Predictors of Developmental and Respiratory Outcomes Among Preterm Infants With Bronchopulmonary Dysplasia

Front Pediatr. 2021 Nov 25:9:780518. doi: 10.3389/fped.2021.780518. eCollection 2021.

Abstract

Objectives: To examine the importance of perinatal and postnatal environmental factors on developmental and respiratory outcomes among preterm infants with bronchopulmonary dysplasia (BPD). Methods: Preterm infants (<32 weeks of gestation) born at a single tertiary medical center between 2012 and 2015 were included. Development was assessed at 12 months corrected age. Parents retrospectively completed a health and lifestyle questionnaire reviewing their child's health during the first 2 years of life. A linear regression model was applied to assess the effect of various perinatal and postnatal factors on development.
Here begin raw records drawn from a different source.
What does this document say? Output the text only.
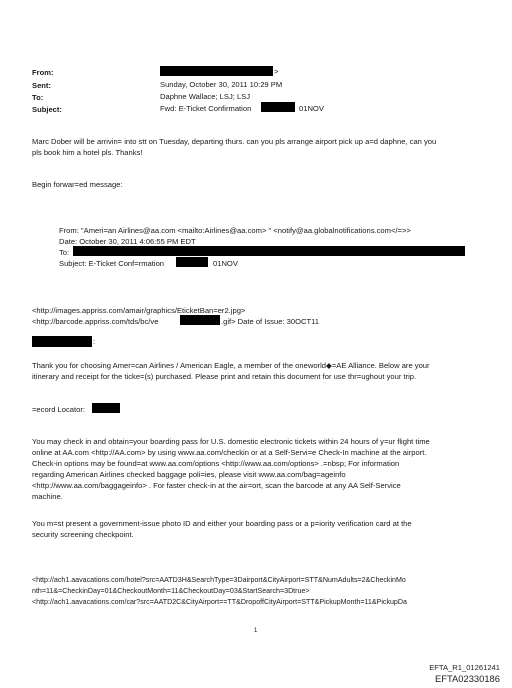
From:	>
Sent:	Sunday, October 30, 2011 10:29 PM
To:	Daphne Wallace; LSJ; LSJ
Subject:	Fwd: E-Ticket Confirmation	01NOV
Marc Dober will be arrivin= into stt on Tuesday, departing thurs. can you pls arrange airport pick up a=d daphne, can you
pls book him a hotel pls. Thanks!
Begin forwar=ed message:
From: "Ameri=an Airlines@aa.com <mailto:Airlines@aa.com> " <notify@aa.globalnotifications.com</=>>
Date: October 30, 2011 4:06:55 PM EDT
To:
Subject: E-Ticket Conf=rmation	01NOV
<http://images.appriss.com/amair/graphics/EticketBan=er2.jpg>
<http://barcode.appriss.com/tds/bc/ve	.gif> Date of Issue: 30OCT11
:
Thank you for choosing Amer=can Airlines / American Eagle, a member of the oneworld◆=AE Alliance. Below are your
itinerary and receipt for the ticke=(s) purchased. Please print and retain this document for use thr=ughout your trip.
=ecord Locator:
You may check in and obtain=your boarding pass for U.S. domestic electronic tickets within 24 hours of y=ur flight time
online at AA.com <http://AA.com> by using www.aa.com/checkin or at a Self-Servi=e Check-In machine at the airport.
Check-in options may be found=at www.aa.com/options <http://www.aa.com/options> .=nbsp; For information
regarding American Airlines checked baggage poli=ies, please visit www.aa.com/bag=ageinfo
<http://www.aa.com/baggageinfo> . For faster check-in at the air=ort, scan the barcode at any AA Self-Service
machine.
You m=st present a government-issue photo ID and either your boarding pass or a p=iority verification card at the
security screening checkpoint.
<http://ach1.aavacations.com/hotel?src=AATD3H&SearchType=3Dairport&CityAirport=STT&NumAdults=2&CheckinMo
nth=11&=CheckinDay=01&CheckoutMonth=11&CheckoutDay=03&StartSearch=3Dtrue>
<http://ach1.aavacations.com/car?src=AATD2C&CityAirport==TT&DropoffCityAirport=STT&PickupMonth=11&PickupDa
1
EFTA_R1_01261241
EFTA02330186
A machine-learning algorithm was trained to assess factors affecting inhaler use. Results: Of 398 infants meeting the inclusion criteria, 208 qualified for the study: 152 (73.1%) with no BPD, 40 (19.2%) with mild BPD, and 16 (7.7%) with moderate-severe BPD. Those in the moderate-severe group were more likely to be male, have mothers who were less educated, and require longer ventilation periods and less time to regain birth weight. They were also more likely to have mothers with asthma/allergies and to have a parent who smoked. Those in the moderate-severe BPD group exhibited significantly lower developmental scores (85.2 ± 16.4) than the no-BPD group (99.3 ± 10.9) and the mild BPD group (97.8 ± 11.7, p < 0.008) as well as more frequent inhaler use (p = 0.0014) than those with no or mild BPD. In addition to perinatal factors, exposure to breast milk, income level and daycare attendance positively affected development. Exposure to cigarette smoke, allergies among family members and daycare attendance proved to be important factors in inhaler use frequency. Conclusions: Postnatal environmental factors are important in predicting and modifying early childhood outcomes among preterm infants.

Keywords: bronchopulmonary dysplasia; development; machine learning; outcomes; preterm infant.